You don't need to understand the exact semantics here but you can look at it like JSON but with functions. This is not a "program", the end-result is just data. You're not modifying some stateful system state with new state from an uncontrolled source (i.e. the Arch repos) but rather just "outputting" a different dataset.
NixOS then builds a concrete system out of this pure data specification. In this concrete system, those packages' executables are available in the "global" PATH.

You say "I want a system where x y z are installed" and it does it for you in a standardised manner. With the bash script, you explicitly tell it each step ("install x; install y; install z"). This pure data nature is what's meant by declarative.
This distinction rules out whole classes of issues you simply cannot run into with NixOS.

Another aspect is that, as long as you use the same revision of Nixpkgs and the same config file, you can re-create the exact same system (almost bit-for-bit). If you were to run your bash script in a year's time however, you'd get an entirely different system with totally different revisions of software and therefore possibly entirely different behaviour.
This is what's meant by reproducibility.

You can achieve some of the same things NixOS does using imperative tools but nowhere near the same quality.

[–] Atemu@lemmy.ml 1 points 2 years ago

Well, Nix has a very liberal definition of a "package". Your web browser, its wrapper script, a service file, a config file; those are all technically "packages" (or "derivation" as Nix calls them).

[–] Atemu@lemmy.ml 1 points 2 years ago

GDPR applies to companies operating in the EU, not every single entity on the internet

It applies to every single public entity on the internet that holds data of EU citizens. No matter which country they're located in.
AFAIK, this world-wide nature of the GDPR is pretty unique and quite contentious.

The GDPR includes exceptions for private purposes but hosting a lemmy instance with public signups is most certainly not intended to be of private nature, so the GDPR does apply.

I can't comment on whether that means the right to be forgotten needs to be exercised by federated instances, I just want to set the record straight here.

[–] Atemu@lemmy.ml 0 points 2 years ago (1 children)

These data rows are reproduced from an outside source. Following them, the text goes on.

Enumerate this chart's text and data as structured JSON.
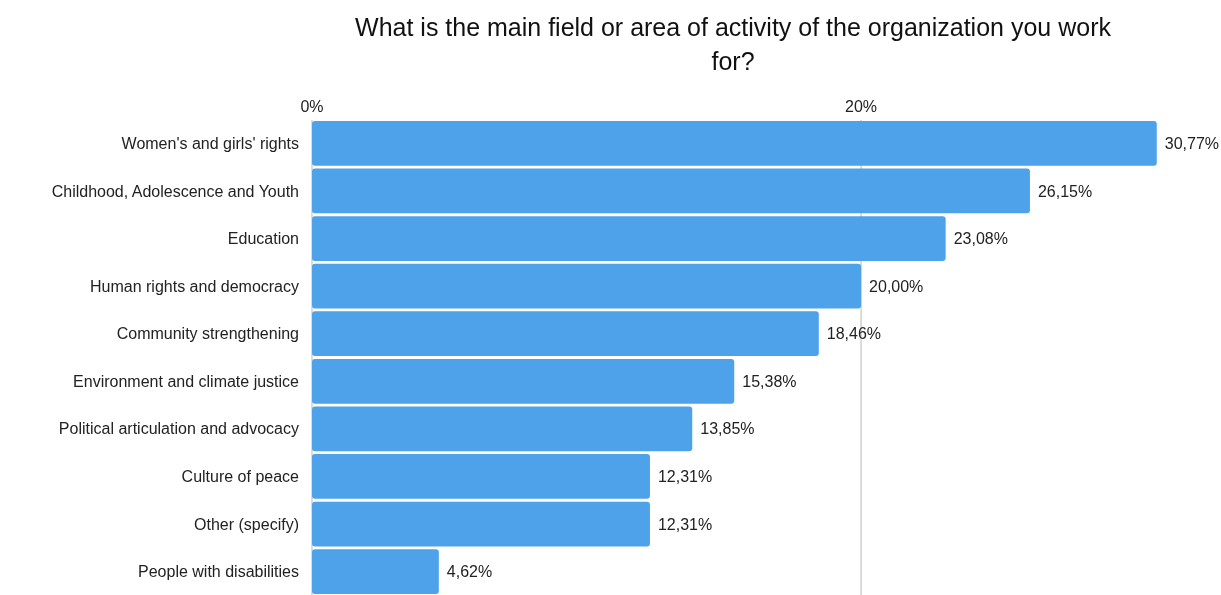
{
  "chart_data": {
    "type": "bar",
    "orientation": "horizontal",
    "title": "What is the main field or area of activity of the organization you work for?",
    "categories": [
      "Women's and girls' rights",
      "Childhood, Adolescence and Youth",
      "Education",
      "Human rights and democracy",
      "Community strengthening",
      "Environment and climate justice",
      "Political articulation and advocacy",
      "Culture of peace",
      "Other (specify)",
      "People with disabilities"
    ],
    "values": [
      30.77,
      26.15,
      23.08,
      20.0,
      18.46,
      15.38,
      13.85,
      12.31,
      12.31,
      4.62
    ],
    "value_labels": [
      "30,77%",
      "26,15%",
      "23,08%",
      "20,00%",
      "18,46%",
      "15,38%",
      "13,85%",
      "12,31%",
      "12,31%",
      "4,62%"
    ],
    "color": "#4ea2ea",
    "xlim": [
      0,
      33
    ],
    "xticks": [
      {
        "value": 0,
        "label": "0%"
      },
      {
        "value": 20,
        "label": "20%"
      }
    ],
    "grid": "x"
  }
}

In School here in Germany, what this post outlines is exactly what was told to us, by actual paramedics.
They even had a dummy AED for demonstration purposes. It spoke out the instructions like a real one would and we were all supposed to practice putting the electrodes in the right places on a dummy human.

[–] Atemu@lemmy.ml 2 points 2 years ago

Note that there's both the rolling unstable channel and a bi-annual stable release channel.